Currency choice and currency risk
The choice of currency is important because it determines whether the buyer or seller assumes currency risk. Such uncertainty can either harm or benefit the bearer of currency risk, which is not always easy to predict.
Therefore, Putin’s March 31 decree can be seen as a change in the condition of who bears the currency risk in gas trading. If the West pays for it in rubles, it will also bear the risk of transactions. If the Russian ruble falls in the medium to long term, imports from Russia will be cheaper for the West. But if we witness the opposite trend, and Putin’s logic is the same, then the West will take the risk of paying more and more, using the ruble as its currency.
According to Sky News estimates, Russia earns approximately $ 800 million a day from gas sales in Europe. About 58% of them are paid in euros, 39% in US dollars, and 3% in British pounds. Thus, European importers and consumers have so far been protected from fluctuations in the euro exchange rate against the ruble, as the payment is fixed in European currency. This will change if the trade turns entirely into rubles.

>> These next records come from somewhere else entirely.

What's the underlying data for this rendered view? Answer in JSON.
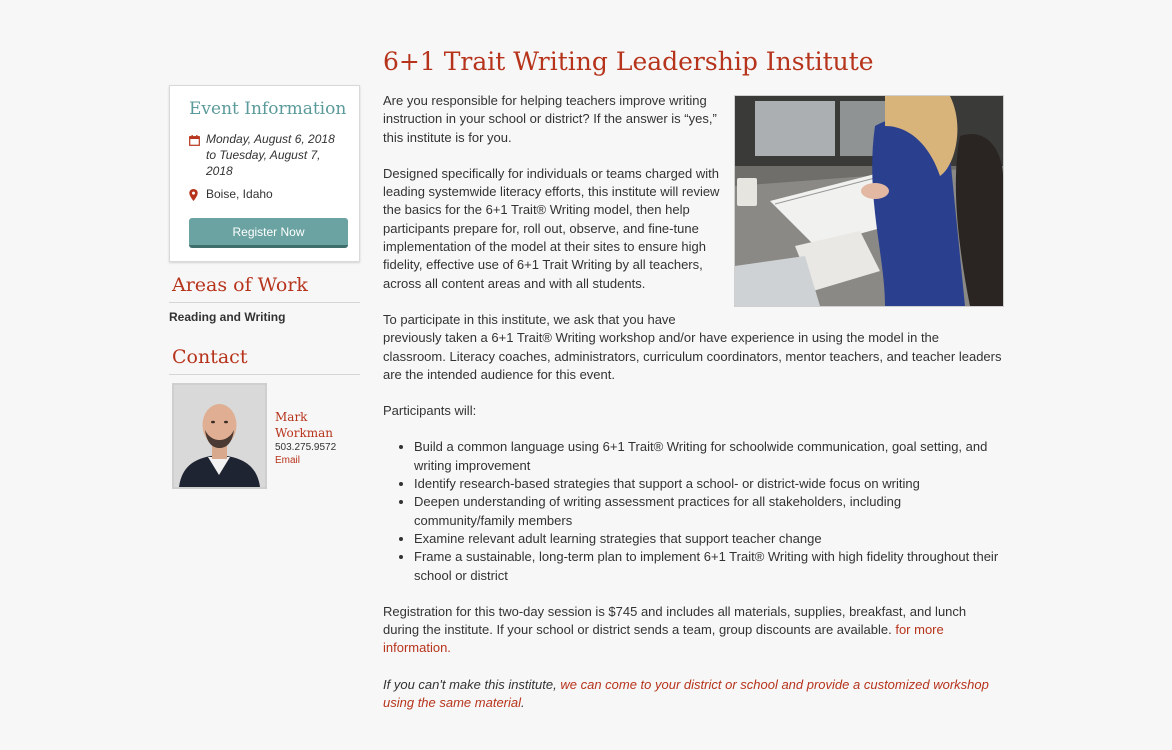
{
  "event": {
    "title": "Event Information",
    "date_line1": "Monday, August 6, 2018",
    "date_line2": "to Tuesday, August 7,",
    "date_line3": "2018",
    "location": "Boise, Idaho",
    "register_label": "Register Now"
  },
  "areas": {
    "heading": "Areas of Work",
    "items": [
      "Reading and Writing"
    ]
  },
  "contact": {
    "heading": "Contact",
    "name_line1": "Mark",
    "name_line2": "Workman",
    "phone": "503.275.9572",
    "email_label": "Email"
  },
  "main": {
    "title": "6+1 Trait Writing Leadership Institute",
    "p1": "Are you responsible for helping teachers improve writing instruction in your school or district? If the answer is “yes,” this institute is for you.",
    "p2": "Designed specifically for individuals or teams charged with leading systemwide literacy efforts, this institute will review the basics for the 6+1 Trait® Writing model, then help participants prepare for, roll out, observe, and fine-tune implementation of the model at their sites to ensure high fidelity, effective use of 6+1 Trait Writing by all teachers, across all content areas and with all students.",
    "p3a": "To participate in this institute, we ask that you have",
    "p3b": "previously taken a 6+1 Trait® Writing workshop and/or have experience in using the model in the classroom. Literacy coaches, administrators, curriculum coordinators, mentor teachers, and teacher leaders are the intended audience for this event.",
    "participants_intro": "Participants will:",
    "bullets": [
      "Build a common language using 6+1 Trait® Writing for schoolwide communication, goal setting, and writing improvement",
      "Identify research-based strategies that support a school- or district-wide focus on writing",
      "Deepen understanding of writing assessment practices for all stakeholders, including community/family members",
      "Examine relevant adult learning strategies that support teacher change",
      "Frame a sustainable, long-term plan to implement 6+1 Trait® Writing with high fidelity throughout their school or district"
    ],
    "registration_text": "Registration for this two-day session is $745 and includes all materials, supplies, breakfast, and lunch during the institute. If your school or district sends a team, group discounts are available.",
    "registration_link": "for more information.",
    "cant_make_text": "If you can't make this institute,",
    "cant_make_link": "we can come to your district or school and provide a customized workshop using the same material",
    "cant_make_end": "."
  },
  "colors": {
    "accent_red": "#b7341c",
    "teal": "#5b9a9a",
    "button_teal": "#6aa3a1"
  }
}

But on the other hand, such a transition will force EU countries to reduce their dependence on Russian energy sources even more than has been discussed recently.
Why payment in rubles matters
The exchange rate of the ruble on international foreign exchange markets will be important because its appreciation will affect everyone – from the importing company, through industry and transport film to the household that uses Russian gas for heating. With this change, the long-term demand for rubles on international foreign exchange markets and the subsequent market pressure to increase the price of the ruble at first glance seem to be guaranteed by future demand for Russian natural gas and oil from the West. And that would only support the weakened Russian currency.
Of course, this will be true until Russian supplies are replaced by alternative sources, including more environmentally friendly technologies. If they are not found or their commissioning is limited, then the change in gas agreements will have a long-term supportive effect on the Russian currency. This scenario is possible unless Russia is completely isolated.
In addition, Putin’s economic advisers may have predicted that such a measure, if implemented, is likely to pave the way for the Russian ruble to become a reserve or international currency.